Gelet op het ministerieel besluit van 5 juni 2009 tot vaststelling van het model van het volmachtformulier voor de provinciale volksraadpleging;

Gelet op het advies van de Inspectie van Financiën, gegeven op 29 juni 2018;

Gelet op het advies van de Gegevensbeschermingsautoriteit, gegeven op 26 september 2018;

Gelet op advies 64.473/3 van de Raad van State, gegeven op 16 november 2018, met toepassing van artikel 84, § 1, eerste lid, 2°, van de wetten op de Raad van State, gecoördineerd op 12 januari 1973;

Op voorstel van de Vlaamse minister van Binnenlands Bestuur, Inburgering, Wonen, Gelijke Kansen en Armoedebestrijding;

Na beraadslaging,

Besluit :

HOOFDSTUK 1. - Procedureregels voor een provinciale volksraadpleging

Afdeling 1. - Organisatie en verloop van een provinciale volksraadpleging

Onderafdeling 1. - Verdeling van de potentiële deelnemers aan de provinciale volksraadpleging over de stemafdelingen

Artikel 1. § 1. Het college van burgemeester en schepenen deelt de potentiële deelnemers aan de provinciale volksraadpleging in stemafdelingen in.

§ 2. Het college van burgemeester en schepenen kent aan iedere stemafdeling een volgnummer toe, te beginnen met het cijfer 1. Die indeling in stemafdelingen, met hun benamingen, wordt aan de provinciegouverneur bezorgd.

Het college van burgemeester en schepenen wijst voor elke stemafdeling een afzonderlijk stemlokaal aan. In één gebouw kunnen verschillende stemlokalen worden ingericht.

Onderafdeling 2. - Verzending van de deelnemerslijsten aan de bureaus

Art. 2. Uiterlijk dertig dagen voor de provinciale volksraadpleging bezorgt het college van burgemeester en schepenen tegen ontvangstbewijs of met een aangetekende zending aan de voorzitter van het provinciaal hoofdbureau en aan de deputatie twee door de burgemeester en algemeen directeur voor echt verklaarde uittreksels van de lijst van de potentiële deelnemers aan de provinciale volksraadpleging, opgemaakt per stemafdeling.

Uiterlijk zevenentwintig dagen voor de provinciale volksraadpleging bezorgt de voorzitter van het provinciaal hoofdbureau tegen ontvangstbewijs of met een aangetekende zending aan de voorzitter van het gemeentelijk hoofdbureau een kopie van de lijst van de potentiële deelnemers aan de provinciale volksraadpleging, opgemaakt per stemafdeling.

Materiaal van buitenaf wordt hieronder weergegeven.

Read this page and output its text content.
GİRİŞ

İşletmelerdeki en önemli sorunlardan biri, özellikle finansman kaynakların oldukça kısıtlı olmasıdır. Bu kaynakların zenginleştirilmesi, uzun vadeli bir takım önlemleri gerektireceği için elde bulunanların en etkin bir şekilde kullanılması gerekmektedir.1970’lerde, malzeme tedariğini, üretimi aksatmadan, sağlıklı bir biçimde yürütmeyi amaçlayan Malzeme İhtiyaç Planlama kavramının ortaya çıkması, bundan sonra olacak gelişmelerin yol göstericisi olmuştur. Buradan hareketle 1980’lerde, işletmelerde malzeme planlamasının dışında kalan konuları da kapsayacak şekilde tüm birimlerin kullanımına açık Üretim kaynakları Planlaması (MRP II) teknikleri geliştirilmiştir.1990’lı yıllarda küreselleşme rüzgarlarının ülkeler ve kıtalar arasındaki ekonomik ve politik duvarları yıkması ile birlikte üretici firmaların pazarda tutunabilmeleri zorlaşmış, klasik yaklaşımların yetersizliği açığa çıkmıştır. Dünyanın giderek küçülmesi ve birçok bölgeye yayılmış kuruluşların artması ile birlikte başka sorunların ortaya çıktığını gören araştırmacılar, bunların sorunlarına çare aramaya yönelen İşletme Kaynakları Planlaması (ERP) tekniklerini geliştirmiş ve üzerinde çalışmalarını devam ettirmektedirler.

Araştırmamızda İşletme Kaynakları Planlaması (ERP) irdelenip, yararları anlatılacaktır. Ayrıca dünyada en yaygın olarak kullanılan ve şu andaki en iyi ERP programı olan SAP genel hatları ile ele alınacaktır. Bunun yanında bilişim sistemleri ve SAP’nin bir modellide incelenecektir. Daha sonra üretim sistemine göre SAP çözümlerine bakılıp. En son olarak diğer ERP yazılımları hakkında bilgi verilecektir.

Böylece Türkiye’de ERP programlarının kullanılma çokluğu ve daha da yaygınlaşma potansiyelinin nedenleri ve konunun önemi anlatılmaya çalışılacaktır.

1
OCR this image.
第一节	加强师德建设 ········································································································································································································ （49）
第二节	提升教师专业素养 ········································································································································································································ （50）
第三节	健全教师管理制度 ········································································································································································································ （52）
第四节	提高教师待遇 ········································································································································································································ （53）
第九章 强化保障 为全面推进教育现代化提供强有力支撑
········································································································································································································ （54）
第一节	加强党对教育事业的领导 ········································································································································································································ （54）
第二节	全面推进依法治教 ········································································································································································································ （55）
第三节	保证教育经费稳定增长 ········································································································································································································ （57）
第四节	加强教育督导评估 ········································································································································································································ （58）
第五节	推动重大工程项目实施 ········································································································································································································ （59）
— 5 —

Op de dag van de provinciale volksraadpleging of een dag ervoor bezorgt het college van burgemeester en schepenen aan elke voorzitter van een stembureau de lijst van de potentiële deelnemers aan de provinciale volksraadpleging van zijn stemafdeling. Die lijst bevat de wijzigingen die zijn aangebracht met toepassing van artikel 210, § 1, derde lid, van het Provinciedecreet van 9 december 2005.

Onderafdeling 3. - Samenstelling, organisatie en werking van het provinciaal hoofdbureau, de gemeentelijke hoofdbureaus, de stembureaus en de telbureaus

Art. 3. Het provinciaal hoofdbureau bestaat uit een voorzitter, vier bijzitters, vier plaatsvervangende bijzitters en een secretaris.

Het provinciaal hoofdbureau is gevestigd in de hoofdstad van de provincie en wordt voorgezeten door de voorzitter van de rechtbank van eerste aanleg, of bij zijn afwezigheid, door de magistraat die hij aanwijst.

De voorzitter van het provinciaal hoofdbureau wijst de bijzitters, de plaatsvervangende bijzitters en de secretaris aan die deel uitmaken van zijn bureau uit de potentiële deelnemers aan de provinciale volksraadpleging die minstens achttien jaar zijn op de dag van de provinciale volksraadpleging. De secretaris is niet stemgerechtigd bij de besluitneming van het provinciaal hoofdbureau. De voorzitter van het provinciaal hoofdbureau brengt de betrokkenen en de deputatie onmiddellijk op de hoogte van de aanwijzing.

Het provinciaal hoofdbureau is uiterlijk zevenentwintig dagen voor de dag van de provinciale volksraadpleging samengesteld.

De leden van het provinciaal hoofdbureau hebben recht op een vergoeding die gelijk is aan de vergoeding, vermeld in artikel 1, § 1, van het besluit van de Vlaamse Regering van 29 september 2017 tot regeling van de kosten voor de organisatie van de lokale en provinciale verkiezingen.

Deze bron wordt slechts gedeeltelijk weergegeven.